Dr. Maria Wächtler, head of the Quantum Confined Nanostructures Working Group in the Functional Interfaces Department at Leibniz IPHT, has received and accepted a call from the Technical University of Kaiserslautern (TUK). From October 1st, 2022, she will hold a professorship in physical chemistry in the Department of Chemistry and will help shape research and teaching at the university in Rhineland-Palatinate.
 
The postgraduate chemist has been working very successfully at Leibniz IPHT since 2009, first as a PhD student and later as a scientist. Since 2015 she has headed the Ultrafast Spectroscopy Working Group as well as the Quantum Confined Nanostructures Working Group at the institute since 2020. Together with her team, she recently conducted research on the fundamentals of light-driven processes in semiconductor nanoparticles using time-resolved spectroscopic methods.
 
With the start of the new winter semester 2022/2023, Dr. Maria Wächtler will begin her research work at TUK in addition to supervising young scientists as part of the courses in the chemistry bachelor’s degree. She will closely build on the expertise she has gathered at Leibniz IPHT and will focus on, among other things, the investigation of semiconductor nanoparticle-based photoactive materials for photocatalytic applications.
 
“It is a great honor for me to have received the call from the Technical University of Kaiserslautern.
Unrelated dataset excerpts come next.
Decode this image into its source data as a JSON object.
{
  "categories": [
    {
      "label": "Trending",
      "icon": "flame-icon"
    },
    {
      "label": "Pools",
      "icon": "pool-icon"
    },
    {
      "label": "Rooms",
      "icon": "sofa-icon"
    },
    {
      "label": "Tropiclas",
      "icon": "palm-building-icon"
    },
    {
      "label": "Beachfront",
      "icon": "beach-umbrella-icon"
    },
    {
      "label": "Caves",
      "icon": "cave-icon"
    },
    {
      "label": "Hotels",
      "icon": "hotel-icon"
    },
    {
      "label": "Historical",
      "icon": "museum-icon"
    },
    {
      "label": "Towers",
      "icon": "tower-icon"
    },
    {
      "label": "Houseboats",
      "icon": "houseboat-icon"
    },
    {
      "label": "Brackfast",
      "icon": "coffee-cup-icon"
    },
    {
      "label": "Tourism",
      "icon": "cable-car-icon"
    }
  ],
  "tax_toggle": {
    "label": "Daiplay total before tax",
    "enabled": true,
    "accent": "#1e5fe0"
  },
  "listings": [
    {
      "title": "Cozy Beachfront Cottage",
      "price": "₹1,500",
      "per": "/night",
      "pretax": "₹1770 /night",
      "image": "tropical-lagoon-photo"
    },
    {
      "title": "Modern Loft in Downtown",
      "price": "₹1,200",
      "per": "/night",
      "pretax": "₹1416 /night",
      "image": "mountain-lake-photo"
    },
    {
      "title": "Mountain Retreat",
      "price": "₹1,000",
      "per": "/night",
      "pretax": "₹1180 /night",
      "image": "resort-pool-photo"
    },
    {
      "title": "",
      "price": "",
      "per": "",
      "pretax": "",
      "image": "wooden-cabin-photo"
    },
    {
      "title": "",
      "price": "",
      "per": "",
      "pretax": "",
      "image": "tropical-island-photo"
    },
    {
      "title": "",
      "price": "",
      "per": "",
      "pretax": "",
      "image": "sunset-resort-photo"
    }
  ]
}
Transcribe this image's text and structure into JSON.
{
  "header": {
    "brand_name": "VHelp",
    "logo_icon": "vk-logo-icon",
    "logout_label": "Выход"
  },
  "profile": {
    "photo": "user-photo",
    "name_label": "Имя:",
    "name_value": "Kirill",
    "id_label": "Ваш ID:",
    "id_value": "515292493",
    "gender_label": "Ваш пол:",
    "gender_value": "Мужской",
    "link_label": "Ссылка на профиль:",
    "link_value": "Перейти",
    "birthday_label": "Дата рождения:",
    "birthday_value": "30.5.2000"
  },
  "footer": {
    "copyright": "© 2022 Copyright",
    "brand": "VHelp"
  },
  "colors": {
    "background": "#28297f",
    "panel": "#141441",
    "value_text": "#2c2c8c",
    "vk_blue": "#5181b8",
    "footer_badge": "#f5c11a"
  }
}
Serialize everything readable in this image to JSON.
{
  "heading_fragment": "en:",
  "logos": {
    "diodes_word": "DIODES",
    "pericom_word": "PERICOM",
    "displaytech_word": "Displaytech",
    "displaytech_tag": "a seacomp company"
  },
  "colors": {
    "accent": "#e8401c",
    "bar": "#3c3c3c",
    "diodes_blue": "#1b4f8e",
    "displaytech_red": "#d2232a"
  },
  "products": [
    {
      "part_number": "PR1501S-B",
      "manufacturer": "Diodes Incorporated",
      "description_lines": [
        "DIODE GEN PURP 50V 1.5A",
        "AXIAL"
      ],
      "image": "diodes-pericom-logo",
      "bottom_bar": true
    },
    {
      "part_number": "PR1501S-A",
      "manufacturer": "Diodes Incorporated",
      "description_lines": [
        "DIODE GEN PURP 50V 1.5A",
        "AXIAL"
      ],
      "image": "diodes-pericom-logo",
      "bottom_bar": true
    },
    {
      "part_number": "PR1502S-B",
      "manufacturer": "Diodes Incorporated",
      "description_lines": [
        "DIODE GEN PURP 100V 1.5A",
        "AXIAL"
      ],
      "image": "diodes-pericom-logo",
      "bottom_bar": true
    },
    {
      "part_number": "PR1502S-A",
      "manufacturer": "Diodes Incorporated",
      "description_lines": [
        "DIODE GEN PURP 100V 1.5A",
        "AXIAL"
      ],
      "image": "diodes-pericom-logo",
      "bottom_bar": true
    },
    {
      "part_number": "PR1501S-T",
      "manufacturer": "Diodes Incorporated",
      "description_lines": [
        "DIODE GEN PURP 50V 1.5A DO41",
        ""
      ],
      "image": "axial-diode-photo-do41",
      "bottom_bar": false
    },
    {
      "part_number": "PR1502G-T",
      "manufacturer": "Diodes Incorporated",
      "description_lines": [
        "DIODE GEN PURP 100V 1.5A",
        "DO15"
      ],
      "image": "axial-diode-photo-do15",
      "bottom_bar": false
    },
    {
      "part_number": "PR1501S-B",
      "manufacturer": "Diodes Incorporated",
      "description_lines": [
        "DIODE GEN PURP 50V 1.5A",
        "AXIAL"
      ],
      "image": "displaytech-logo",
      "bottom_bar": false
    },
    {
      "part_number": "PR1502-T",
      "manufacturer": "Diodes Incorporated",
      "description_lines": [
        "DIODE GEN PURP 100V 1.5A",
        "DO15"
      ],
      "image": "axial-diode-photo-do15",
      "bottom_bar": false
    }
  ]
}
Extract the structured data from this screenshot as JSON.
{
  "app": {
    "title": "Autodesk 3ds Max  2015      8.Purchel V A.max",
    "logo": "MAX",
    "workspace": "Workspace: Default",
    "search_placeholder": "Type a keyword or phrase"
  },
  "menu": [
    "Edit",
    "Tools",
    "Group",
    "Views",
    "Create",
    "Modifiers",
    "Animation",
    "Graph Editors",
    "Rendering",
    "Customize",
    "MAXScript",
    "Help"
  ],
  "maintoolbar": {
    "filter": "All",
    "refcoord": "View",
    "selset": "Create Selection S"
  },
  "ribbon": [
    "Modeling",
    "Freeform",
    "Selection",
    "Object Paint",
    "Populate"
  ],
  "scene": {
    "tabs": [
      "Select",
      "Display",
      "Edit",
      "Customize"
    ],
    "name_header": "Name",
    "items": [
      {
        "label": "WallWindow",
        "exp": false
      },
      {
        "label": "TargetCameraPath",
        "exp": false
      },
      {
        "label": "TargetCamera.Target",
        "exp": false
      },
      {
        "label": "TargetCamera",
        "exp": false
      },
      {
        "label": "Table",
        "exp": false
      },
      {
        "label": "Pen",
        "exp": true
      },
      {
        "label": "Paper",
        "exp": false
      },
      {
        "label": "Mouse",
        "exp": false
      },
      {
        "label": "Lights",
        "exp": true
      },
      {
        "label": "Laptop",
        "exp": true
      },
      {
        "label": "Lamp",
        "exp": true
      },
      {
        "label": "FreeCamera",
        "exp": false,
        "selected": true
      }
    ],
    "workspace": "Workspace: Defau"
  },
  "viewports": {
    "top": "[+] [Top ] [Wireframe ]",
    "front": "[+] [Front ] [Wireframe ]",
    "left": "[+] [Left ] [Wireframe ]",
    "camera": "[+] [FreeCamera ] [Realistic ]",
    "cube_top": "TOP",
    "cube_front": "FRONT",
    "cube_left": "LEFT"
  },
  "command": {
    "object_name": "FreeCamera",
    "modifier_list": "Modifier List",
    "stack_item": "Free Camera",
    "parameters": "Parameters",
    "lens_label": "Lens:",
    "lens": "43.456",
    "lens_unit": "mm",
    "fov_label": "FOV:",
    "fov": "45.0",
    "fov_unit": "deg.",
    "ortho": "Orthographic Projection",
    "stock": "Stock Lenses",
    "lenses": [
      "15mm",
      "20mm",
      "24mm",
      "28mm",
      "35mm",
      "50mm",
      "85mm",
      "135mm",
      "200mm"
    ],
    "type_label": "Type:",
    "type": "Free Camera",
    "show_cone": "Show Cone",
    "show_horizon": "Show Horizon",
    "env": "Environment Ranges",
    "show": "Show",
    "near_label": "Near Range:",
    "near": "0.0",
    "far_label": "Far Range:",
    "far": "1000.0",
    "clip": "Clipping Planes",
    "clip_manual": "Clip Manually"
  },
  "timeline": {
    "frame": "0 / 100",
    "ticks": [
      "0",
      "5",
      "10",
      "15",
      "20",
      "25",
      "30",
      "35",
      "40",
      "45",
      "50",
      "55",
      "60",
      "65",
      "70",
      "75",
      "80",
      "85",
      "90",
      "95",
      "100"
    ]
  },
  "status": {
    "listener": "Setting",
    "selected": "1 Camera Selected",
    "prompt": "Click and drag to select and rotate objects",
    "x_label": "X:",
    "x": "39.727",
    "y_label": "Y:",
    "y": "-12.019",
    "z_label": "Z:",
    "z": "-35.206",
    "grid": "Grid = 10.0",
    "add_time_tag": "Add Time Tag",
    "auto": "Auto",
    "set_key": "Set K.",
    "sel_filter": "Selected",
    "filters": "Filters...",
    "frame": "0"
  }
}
I am already looking forward to setting up my new laboratory at the university, working with an interdisciplinary team, and dedicating myself to an exciting mix of research and academic teaching,” said Dr. Maria Wächtler.
 
Prof. Dr. Jürgen Popp, scientific director at Leibniz IPHT, adds: “We have been able to accompany and actively support Dr. Maria Wächtler at Leibniz IPHT over the past years on her academic path and in her professional development towards becoming an excellent scientist. We are therefore all the more pleased that she has received and accepted the call to the TUK and is thus being given very special recognition for her scientific achievements to date. We wish her all the best and much success for her further tasks in Kaiserslautern.”